Tout le monde s'accordait à dire que Sfiya « était à proprement parler une merveille de la création, symbolisant, renchérissaient certains, la perfection de l'idéal féminin, tant sa grâce exquise dépassait tout ce qu'on n'aurait jamais espérer rêver. Ajoutons à ces qualités la finesse de son jugement et l'immensité de ses connaissances. A l'évidence, Allah le Tout Puissant l'avait guidé dans son infinie mansuétude sur les chemins de la sainteté depuis qu'Il l'appela à suivre la Voie de la Certitude !»

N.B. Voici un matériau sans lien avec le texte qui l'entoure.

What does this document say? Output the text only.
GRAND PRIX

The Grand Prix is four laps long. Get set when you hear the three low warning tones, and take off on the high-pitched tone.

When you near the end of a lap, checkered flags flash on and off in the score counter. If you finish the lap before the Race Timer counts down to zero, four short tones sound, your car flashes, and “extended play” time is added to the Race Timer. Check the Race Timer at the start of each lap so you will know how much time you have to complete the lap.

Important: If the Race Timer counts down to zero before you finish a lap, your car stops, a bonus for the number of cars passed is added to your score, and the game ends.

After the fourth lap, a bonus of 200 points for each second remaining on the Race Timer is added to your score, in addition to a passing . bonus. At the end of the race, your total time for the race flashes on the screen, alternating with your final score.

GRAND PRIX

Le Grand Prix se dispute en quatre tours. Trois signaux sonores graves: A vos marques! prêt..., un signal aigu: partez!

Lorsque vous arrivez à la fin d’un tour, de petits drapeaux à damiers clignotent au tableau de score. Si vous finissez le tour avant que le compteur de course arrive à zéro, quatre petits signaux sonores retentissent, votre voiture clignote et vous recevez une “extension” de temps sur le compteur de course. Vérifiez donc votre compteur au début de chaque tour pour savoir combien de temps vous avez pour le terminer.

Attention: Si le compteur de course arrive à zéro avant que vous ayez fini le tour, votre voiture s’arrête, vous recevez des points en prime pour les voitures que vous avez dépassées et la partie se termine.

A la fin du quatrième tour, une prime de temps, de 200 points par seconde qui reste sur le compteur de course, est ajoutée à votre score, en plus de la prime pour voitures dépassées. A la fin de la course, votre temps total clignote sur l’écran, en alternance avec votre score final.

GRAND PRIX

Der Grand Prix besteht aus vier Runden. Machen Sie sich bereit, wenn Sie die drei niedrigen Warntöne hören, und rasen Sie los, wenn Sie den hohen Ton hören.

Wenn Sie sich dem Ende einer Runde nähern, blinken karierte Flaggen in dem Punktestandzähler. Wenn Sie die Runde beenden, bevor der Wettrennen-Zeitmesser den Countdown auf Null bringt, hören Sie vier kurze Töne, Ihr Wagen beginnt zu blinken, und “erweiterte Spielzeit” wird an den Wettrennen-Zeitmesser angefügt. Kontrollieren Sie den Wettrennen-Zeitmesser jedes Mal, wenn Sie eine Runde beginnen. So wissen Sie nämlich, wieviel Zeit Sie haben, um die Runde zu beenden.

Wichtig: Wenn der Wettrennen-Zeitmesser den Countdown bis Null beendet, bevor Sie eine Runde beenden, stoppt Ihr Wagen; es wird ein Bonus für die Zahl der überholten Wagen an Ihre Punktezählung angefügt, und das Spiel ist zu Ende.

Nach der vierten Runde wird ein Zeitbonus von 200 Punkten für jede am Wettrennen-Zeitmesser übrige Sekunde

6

«- Or voila qu'un jour un homme se présenta devant sidi Sliman. C'tait un maître d'école réputé pour sa droiture, son honnêteté et sa piété. D'une amabilité toute naturelle et de belle prestance, il s'appelait Abderrahman Ben Moussa. Dans le respect des traditions ancestrales il sollicitait la bénédiction du noble père pour obtenir la main de sa fille es-Siyida Lalla Sfiya. Après un moment de réflexion, le vieux seigneur, remercia d'abord Dieu avant de répondre en termes mesurés au Khatib:

«- Je ne donnerai la main de ma fille pour épouse à quelqu'un que lorsque celui-ci me fournirait la confirmation attestée et reconnue de l'excellence de ses origines !»

Le jeune homme acquiesça poliment. Se pliant aux conditions formulées conformément aux usages, dans cette démarche hautement respectable qu'il venait d'entreprendre, «le futur taleb» s'appliqua à réunir toutes les preuves ainsi que les témoignages dignes de foi affirmant «l'honorabilité de son nom, de ses ascendants, ainsi que l'élévation de ses mérites personnels !»

Aussitôt, sidi Sliman ben Bousmaha jugea pleinement satisfaisantes les preuves ainsi que les attestations des témoins qui lui furent présentés. Dès lors, devant la djemaâ assemblée pour la circonstance, il accepta solennellement, suivant la formule consacrée, de donner la main de sa fille unique Lalla Sfiya pour épouse au cheikh Abderrhmane Ben Moussa.

«Sfiya et Abderrahmne formèrent un si beau couple, chantèrent les goual dans leur langage harmonieux et inspiré, que leur bonheur rayonna, par la volonté d'Allah, sur la nature et les êtres. Ils habitèrent au fameux château des Bousmaha à Sfissifa. (*).»

(*) - Située au Sud de Naâma cette région est entrée dans la postérité grâce à la richesse des monuments préhistoriques qu'elle recèle. Par exemple en 1892, une fresque datant de plusieurs milliers d'années fut mise au jour.